Department of Surgery Iwate Medical University School of Medicine Iwate Japan.
Ann Gastroenterol Surg. 2019 Aug 26;3(6):638-647. doi: 10.1002/ags3.12285. eCollection 2019 Nov.
Laparoscopic sleeve gastrectomy (LSG) is becoming popular in Japan, but insufficient weight loss is often observed in patients after LSG. We investigated the effect of LSG on obesity-related comorbidities and identified the background characteristics of Japanese patients with insufficient weight loss after LSG.
In this multi-institutional retrospective study at 10 certified bariatric institutions, 322 Japanese patients who underwent LSG with a follow-up period of more than 2 years were analyzed. Anthropometry, obesity-related comorbidities and psychosocial background data were collected. Weight loss was expressed as 2-year percent total weight loss (%TWL).
Mean age, body weight, body mass index (BMI) and glycated hemoglobin were 46.9 years, 119.2 kg, 43.7 kg/m and 7.1%, respectively. Prevalence of mental disorders was 26.3%. Mean BMI declined to 30.3 kg/m at 2 years and %TWL was 29.9%. Improvements in the markers and prevalence of obesity-related comorbidities were observed. Remission rates of diabetes, dyslipidemia and hypertension were 75.6%, 59.7% and 41.8%, respectively. %TWL at the respective cut-off level of diabetes remission was 20.8%. Lower remission rates of diabetes in patients with %TWL <20%, and less calorie restriction and higher prevalence of mental disorders (46.9%) in patients with %TWL <15% were observed. Frequencies of %TWL <15% and <20% were 6.5% and 18.5%, respectively.
%TWL 20% was a candidate cut-off point of insufficient weight loss for diabetes remission after LSG, and mental disorders might be relevant to intractable obesity in Japanese patients.

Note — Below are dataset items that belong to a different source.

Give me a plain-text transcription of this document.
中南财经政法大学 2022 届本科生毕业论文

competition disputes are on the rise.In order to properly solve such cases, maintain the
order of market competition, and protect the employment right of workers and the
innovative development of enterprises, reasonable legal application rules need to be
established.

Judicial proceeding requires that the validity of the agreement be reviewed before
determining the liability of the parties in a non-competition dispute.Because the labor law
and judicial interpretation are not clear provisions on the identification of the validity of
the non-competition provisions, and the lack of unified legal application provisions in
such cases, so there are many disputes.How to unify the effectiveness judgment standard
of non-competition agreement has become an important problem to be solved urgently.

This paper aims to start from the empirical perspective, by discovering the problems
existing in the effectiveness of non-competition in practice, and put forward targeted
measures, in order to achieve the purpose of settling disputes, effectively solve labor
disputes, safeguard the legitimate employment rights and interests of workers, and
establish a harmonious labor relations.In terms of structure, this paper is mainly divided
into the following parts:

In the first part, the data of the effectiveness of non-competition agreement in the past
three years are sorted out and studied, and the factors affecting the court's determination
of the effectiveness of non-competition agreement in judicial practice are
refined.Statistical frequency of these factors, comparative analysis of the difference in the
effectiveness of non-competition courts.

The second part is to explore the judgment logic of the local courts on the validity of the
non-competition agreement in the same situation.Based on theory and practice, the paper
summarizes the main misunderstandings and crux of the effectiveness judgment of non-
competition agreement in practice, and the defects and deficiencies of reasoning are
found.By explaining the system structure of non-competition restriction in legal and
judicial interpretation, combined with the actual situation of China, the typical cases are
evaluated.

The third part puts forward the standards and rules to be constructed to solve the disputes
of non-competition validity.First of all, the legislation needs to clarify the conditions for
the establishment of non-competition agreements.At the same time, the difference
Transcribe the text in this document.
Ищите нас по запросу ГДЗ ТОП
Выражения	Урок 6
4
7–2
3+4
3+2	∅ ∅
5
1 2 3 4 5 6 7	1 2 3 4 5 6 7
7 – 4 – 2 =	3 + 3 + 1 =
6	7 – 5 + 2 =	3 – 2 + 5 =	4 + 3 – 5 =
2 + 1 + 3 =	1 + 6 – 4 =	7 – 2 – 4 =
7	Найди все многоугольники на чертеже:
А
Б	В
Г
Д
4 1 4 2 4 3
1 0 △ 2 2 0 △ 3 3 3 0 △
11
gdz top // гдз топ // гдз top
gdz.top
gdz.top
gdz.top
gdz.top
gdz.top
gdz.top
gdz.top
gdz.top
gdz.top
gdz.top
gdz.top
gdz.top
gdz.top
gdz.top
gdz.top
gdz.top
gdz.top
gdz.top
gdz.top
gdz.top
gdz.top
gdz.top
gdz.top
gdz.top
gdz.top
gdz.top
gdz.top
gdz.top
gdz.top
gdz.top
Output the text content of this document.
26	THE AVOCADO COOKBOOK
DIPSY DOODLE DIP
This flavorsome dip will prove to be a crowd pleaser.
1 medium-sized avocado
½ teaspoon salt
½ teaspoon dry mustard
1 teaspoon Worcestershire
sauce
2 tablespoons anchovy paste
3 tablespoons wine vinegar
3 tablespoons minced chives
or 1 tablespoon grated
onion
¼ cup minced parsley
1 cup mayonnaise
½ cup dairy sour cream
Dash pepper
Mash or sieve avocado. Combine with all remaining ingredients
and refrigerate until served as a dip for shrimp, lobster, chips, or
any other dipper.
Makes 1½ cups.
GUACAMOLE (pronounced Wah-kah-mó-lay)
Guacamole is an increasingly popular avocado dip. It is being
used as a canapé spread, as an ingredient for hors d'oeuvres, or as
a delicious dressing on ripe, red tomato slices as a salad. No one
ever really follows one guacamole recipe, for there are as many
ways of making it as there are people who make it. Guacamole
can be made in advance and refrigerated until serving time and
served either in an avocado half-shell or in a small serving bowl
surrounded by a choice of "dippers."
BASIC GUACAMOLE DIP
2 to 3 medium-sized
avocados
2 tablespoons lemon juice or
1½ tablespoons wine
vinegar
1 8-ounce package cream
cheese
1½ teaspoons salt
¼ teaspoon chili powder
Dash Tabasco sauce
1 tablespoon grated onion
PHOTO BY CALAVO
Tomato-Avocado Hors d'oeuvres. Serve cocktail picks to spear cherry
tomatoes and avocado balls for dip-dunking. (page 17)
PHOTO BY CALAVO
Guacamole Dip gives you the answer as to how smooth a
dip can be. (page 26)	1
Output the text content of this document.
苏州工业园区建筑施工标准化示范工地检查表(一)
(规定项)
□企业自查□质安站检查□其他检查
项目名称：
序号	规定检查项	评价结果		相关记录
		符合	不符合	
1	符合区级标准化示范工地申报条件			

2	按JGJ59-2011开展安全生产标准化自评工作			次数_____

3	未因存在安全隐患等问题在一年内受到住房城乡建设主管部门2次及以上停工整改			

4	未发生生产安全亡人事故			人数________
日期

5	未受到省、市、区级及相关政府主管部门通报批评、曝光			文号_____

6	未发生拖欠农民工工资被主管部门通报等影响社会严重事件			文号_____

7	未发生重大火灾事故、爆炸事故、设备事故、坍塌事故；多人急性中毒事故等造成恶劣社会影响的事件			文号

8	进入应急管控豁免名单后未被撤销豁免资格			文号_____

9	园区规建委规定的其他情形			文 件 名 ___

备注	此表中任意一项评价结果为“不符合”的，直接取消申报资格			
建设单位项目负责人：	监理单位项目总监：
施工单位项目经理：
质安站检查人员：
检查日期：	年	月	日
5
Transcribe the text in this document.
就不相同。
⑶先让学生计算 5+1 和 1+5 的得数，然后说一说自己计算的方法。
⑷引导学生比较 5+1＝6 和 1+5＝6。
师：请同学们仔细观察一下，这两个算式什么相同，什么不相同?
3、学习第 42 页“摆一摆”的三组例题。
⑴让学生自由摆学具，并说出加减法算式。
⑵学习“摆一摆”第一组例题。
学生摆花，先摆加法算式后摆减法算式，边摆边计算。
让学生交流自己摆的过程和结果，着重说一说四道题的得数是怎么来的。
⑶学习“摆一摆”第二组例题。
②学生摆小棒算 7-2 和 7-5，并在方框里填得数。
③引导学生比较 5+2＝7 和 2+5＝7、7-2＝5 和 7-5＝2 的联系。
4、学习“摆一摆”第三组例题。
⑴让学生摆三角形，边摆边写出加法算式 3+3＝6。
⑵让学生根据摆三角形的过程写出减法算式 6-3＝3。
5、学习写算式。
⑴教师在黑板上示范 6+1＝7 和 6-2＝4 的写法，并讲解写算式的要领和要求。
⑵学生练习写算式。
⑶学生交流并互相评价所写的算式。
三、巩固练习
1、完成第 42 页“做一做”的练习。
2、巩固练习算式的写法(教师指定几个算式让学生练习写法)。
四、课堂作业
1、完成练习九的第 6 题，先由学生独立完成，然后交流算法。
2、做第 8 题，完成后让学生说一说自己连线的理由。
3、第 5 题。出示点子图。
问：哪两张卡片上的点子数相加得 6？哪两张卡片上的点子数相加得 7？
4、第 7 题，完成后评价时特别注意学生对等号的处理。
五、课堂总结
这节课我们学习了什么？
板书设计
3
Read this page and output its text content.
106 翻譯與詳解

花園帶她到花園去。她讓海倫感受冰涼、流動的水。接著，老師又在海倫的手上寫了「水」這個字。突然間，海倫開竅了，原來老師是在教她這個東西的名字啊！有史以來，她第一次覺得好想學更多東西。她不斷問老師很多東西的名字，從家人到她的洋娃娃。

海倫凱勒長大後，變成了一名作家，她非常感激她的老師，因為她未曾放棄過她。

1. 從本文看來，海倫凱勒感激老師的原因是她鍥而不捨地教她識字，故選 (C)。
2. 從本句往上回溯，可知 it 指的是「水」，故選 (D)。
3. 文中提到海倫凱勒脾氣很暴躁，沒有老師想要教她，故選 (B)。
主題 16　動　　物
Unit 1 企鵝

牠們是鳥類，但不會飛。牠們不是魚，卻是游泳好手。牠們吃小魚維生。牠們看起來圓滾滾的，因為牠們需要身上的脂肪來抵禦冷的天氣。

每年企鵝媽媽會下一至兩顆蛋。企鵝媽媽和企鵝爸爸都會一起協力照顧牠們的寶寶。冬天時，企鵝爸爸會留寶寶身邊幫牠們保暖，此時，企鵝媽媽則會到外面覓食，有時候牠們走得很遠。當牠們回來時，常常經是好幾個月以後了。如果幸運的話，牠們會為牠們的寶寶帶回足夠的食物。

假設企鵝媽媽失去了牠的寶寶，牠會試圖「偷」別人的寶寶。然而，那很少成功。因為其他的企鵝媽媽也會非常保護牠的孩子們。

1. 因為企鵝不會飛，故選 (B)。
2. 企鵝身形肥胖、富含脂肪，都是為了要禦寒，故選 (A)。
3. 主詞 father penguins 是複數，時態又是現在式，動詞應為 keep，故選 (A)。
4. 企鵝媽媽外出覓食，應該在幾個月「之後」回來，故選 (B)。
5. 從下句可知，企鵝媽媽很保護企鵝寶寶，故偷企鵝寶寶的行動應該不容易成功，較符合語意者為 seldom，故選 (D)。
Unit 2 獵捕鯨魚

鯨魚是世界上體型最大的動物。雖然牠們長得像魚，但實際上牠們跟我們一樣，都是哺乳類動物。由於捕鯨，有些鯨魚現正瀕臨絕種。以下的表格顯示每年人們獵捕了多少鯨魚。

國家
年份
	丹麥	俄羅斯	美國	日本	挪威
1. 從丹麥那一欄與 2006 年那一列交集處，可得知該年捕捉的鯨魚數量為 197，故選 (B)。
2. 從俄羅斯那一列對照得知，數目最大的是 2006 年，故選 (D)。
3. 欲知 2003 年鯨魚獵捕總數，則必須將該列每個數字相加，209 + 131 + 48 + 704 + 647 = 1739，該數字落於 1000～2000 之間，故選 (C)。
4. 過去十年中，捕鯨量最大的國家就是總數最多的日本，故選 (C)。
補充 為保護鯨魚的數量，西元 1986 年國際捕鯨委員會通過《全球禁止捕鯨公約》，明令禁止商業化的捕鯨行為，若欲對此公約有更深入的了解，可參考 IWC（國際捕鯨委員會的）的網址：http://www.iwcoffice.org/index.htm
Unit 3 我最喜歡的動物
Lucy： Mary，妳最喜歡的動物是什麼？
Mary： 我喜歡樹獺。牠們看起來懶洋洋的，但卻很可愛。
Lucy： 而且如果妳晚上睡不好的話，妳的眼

腹腔镜袖状胃切除术(LSG)在日本正逐渐流行,但术后患者体重减轻不足的情况较为常见。我们研究了LSG对肥胖相关合并症的影响,并确定了日本LSG术后体重减轻不足患者的背景特征。
在10家认证的减肥机构进行的这项多机构回顾性研究中,分析了322例行LSG且随访期超过2年的日本患者。收集了人体测量数据、肥胖相关合并症及社会心理背景数据。体重减轻以2年总体重减轻百分比(%TWL)表示。
平均年龄、体重、体重指数(BMI)和糖化血红蛋白分别为46.9岁、119.2千克、43.7千克/平方米和7.1%。精神障碍患病率为26.3%。2年时平均BMI降至30.3千克/平方米,%TWL为29.9%。观察到肥胖相关合并症的指标及患病率有所改善。糖尿病、血脂异常和高血压的缓解率分别为75.6%、59.7%和41.8%。糖尿病缓解的相应截断水平下的%TWL为20.8%。观察到%TWL<20%的患者糖尿病缓解率较低,%TWL<15%的患者热量限制较少且精神障碍患病率较高(46.9%)。%TWL<15%和<20%的频率分别为6.5%和18.5%。
%TWL 20%是LSG术后糖尿病缓解体重减轻不足的候选截断点,精神障碍可能与日本患者的顽固性肥胖有关。